昨年7月以来、半年ぶりに政策金利が引き上げられた24日、日本銀行は同時に貸し出し増加を支援する資金供給制度の終了も決定した。バランスシートの正常化が一段と前進することになる。

同制度は貸出残高を増やした金融機関に対して、低利で長期の資金供給を行う仕組み。金融機関の積極的な貸し出しを促す観点から2012年に導入が決まり、植田和男総裁の前任の黒田東彦総裁の下で貸付限度額の拡大など制度も拡充され、活用が進んだ。当時の量的・質的金融緩和(QQE)の下でマネタリーベースの拡大にも寄与した。

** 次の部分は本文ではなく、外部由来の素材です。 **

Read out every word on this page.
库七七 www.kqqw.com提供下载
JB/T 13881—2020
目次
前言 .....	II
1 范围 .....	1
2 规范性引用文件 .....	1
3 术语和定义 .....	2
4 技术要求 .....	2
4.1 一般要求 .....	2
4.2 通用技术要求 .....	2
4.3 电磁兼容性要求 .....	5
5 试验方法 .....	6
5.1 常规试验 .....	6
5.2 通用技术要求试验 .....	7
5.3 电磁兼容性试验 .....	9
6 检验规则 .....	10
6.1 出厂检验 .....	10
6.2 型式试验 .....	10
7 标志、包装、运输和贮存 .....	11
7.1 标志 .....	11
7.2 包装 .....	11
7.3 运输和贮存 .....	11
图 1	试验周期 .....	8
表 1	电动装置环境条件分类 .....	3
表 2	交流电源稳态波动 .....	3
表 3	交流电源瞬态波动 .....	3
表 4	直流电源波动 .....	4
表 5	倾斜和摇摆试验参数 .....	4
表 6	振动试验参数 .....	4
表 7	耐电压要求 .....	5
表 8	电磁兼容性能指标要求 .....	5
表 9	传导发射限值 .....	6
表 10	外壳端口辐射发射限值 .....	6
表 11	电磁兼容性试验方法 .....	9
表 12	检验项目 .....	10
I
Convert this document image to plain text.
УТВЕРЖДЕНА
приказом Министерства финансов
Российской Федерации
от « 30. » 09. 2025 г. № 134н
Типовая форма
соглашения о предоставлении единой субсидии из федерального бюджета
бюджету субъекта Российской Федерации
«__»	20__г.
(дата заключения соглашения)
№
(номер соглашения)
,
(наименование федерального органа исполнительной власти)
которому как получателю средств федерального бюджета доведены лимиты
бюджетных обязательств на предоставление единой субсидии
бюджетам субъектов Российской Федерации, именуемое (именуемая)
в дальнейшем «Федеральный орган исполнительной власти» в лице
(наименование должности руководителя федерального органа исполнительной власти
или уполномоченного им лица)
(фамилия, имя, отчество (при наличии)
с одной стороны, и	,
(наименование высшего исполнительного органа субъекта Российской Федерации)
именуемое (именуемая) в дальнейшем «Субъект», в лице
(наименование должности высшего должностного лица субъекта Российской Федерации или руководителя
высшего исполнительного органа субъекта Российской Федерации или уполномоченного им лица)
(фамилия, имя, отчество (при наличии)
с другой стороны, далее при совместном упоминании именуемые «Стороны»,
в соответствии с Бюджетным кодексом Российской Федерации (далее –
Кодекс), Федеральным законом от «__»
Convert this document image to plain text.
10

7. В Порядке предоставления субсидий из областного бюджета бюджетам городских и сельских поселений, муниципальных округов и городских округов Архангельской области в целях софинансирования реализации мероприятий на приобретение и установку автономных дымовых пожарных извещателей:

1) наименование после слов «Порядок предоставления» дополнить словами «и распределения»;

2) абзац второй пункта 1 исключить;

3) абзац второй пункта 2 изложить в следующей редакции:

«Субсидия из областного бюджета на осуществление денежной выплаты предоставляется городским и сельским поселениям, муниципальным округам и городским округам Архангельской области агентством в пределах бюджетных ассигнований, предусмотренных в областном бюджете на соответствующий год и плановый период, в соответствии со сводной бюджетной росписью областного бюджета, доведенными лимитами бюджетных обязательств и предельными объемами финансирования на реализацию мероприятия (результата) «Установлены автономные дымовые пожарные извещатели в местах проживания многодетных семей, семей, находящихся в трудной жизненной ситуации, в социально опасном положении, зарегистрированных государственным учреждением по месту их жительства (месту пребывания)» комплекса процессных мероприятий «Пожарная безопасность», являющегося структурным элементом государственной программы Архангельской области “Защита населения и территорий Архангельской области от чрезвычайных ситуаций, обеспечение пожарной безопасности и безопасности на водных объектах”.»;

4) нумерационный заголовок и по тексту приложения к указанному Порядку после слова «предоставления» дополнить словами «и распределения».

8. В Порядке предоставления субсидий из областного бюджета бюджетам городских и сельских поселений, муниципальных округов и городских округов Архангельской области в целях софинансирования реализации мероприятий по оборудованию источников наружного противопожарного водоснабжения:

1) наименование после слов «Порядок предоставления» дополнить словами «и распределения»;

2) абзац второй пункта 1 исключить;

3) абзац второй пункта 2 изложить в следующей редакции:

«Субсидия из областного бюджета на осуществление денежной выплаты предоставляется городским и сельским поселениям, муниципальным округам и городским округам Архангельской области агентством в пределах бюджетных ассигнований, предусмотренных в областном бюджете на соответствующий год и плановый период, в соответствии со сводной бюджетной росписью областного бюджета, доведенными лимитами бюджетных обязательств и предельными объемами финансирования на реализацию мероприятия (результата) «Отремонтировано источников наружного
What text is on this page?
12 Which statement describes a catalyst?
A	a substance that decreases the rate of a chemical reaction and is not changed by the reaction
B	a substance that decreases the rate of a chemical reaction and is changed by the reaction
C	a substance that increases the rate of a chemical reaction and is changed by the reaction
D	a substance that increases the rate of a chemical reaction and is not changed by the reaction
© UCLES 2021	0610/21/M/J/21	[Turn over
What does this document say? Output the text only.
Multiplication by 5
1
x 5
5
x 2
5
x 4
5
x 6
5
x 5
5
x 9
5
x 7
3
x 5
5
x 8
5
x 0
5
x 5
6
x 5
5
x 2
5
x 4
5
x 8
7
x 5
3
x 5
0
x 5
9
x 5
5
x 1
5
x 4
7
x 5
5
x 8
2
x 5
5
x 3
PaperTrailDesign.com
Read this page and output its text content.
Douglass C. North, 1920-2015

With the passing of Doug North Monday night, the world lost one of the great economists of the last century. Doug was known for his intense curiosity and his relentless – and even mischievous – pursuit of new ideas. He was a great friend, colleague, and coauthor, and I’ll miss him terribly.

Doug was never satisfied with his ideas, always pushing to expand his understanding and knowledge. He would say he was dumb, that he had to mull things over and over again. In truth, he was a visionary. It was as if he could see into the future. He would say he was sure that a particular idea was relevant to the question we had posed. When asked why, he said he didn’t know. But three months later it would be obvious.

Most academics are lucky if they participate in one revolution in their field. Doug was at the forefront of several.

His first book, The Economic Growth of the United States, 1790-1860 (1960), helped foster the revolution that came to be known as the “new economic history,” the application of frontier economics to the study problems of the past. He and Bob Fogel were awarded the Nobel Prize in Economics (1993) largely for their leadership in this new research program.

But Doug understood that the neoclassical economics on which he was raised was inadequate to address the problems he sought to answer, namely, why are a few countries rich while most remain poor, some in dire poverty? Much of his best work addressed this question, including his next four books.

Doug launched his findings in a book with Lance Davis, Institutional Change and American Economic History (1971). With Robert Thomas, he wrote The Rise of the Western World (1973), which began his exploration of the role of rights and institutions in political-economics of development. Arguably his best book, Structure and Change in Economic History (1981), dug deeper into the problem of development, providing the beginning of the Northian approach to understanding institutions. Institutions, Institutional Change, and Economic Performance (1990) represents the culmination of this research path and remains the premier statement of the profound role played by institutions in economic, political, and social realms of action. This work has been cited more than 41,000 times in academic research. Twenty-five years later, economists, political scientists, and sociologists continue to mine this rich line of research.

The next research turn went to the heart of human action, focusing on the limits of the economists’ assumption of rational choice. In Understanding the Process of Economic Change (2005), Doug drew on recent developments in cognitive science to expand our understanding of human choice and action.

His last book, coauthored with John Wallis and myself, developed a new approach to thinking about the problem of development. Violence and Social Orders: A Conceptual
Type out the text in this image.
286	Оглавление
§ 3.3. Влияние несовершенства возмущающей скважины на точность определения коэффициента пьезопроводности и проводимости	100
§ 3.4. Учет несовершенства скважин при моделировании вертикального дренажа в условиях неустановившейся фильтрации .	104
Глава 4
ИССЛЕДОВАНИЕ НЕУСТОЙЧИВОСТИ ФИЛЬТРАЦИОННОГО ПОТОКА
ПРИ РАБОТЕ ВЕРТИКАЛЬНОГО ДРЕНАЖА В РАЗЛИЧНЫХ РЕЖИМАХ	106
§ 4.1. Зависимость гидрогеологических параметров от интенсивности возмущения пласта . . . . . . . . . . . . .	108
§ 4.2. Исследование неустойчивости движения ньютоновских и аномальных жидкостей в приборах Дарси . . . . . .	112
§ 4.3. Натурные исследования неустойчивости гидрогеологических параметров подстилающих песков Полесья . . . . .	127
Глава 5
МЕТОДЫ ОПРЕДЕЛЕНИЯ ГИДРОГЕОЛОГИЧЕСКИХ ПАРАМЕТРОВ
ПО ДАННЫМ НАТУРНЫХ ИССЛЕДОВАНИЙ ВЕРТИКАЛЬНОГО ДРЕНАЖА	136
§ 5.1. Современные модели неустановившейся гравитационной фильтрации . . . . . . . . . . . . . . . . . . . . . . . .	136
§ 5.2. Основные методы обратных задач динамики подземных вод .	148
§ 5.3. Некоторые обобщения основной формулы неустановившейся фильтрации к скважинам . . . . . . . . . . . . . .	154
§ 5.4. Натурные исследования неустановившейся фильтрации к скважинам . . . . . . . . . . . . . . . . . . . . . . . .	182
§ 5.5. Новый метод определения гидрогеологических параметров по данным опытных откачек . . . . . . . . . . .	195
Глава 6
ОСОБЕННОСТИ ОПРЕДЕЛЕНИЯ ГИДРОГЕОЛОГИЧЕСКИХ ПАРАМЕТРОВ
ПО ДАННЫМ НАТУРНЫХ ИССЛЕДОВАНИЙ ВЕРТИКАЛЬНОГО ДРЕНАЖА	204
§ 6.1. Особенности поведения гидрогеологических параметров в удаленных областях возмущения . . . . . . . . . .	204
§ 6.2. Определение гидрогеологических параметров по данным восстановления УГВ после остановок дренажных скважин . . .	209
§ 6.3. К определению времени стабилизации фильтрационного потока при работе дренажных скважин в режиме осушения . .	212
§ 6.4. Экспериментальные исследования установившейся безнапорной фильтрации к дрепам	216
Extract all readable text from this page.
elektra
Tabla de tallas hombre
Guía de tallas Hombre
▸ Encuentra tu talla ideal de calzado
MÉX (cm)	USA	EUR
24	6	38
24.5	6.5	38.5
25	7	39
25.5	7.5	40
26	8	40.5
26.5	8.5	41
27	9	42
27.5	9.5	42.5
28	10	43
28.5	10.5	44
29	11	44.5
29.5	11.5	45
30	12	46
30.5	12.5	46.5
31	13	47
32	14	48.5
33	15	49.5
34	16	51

残高は20日時点で77兆円を超えており、日銀のバランスシート740兆円の1割強を占める。昨年3月のマイナス金利の解除など大規模緩和からの転換や同7月の利上げに合わせて制度が縮小され、先週の会合で「2025年6月末をもって新規の貸し付けを終了する」ことが決まった。

過去の同制度の貸付期間を踏まえれば、この残高が今後3年程度でバランシートから落ちていくことになる。日銀は昨年7月に決めた長期国債買い入れの減額計画において、26年1-3月までに月間の買い入れ予定額を段階的に縮小することとしている。買い入れ終了が決まっているコマーシャルペーパー(CP)と社債の残高である合計6.5兆円程度を合わせ、15%を超える規模のバランスシートの圧縮要因になる。

ドイツ証券の小山賢太郎チーフエコノミストは今週のブルームバーグの調査で、貸出増加支援制度の終了について「あまり注目されていないが、大きな決断だ」と指摘した。影響に関しては、同資金供給のための国債担保需要の低下や銀行が代わりの安定した資金調達手段を探す必要があることに加え、「マネタリーベースの減少が短期金利の潜在的な上昇圧力となる」ことをリポートで挙げている。

量的引き締めを巡っては課題もある。22年半ばに開始した米国では、短期市場金利に影響を与え得るバランスシート圧縮への懸念が高まる中、連邦準備制度理事会(FRB)は昨年6月から圧縮ペースを減速させた。

パウエルFRB議長は29日の連邦公開市場委員会(FOMC)後の会見で、FRBは経済および金融情勢を踏まえてバランスシートの規模縮小に向けたアプローチの細部を調整するなど、金融政策の円滑な移行を支援するための適切な措置を講じる用意があると語った。

ブルームバーグのデータによると、FRBのバランスシートの規模は22年4月に付けたピークから約24%縮小している。

日銀が昨年12月に取りまとめた「金融政策の多角的レビュー」の一環として11月に公表した論文では、貸出増加支援制度について、利用した金融機関の方が、非利用先よりも貸し出しを増やしたと分析し、貸し出し増加への効果を指摘していた。金融政策の正常化が進む中で、大規模緩和の波及メカニズムを強化してきた同制度も役割を終えた。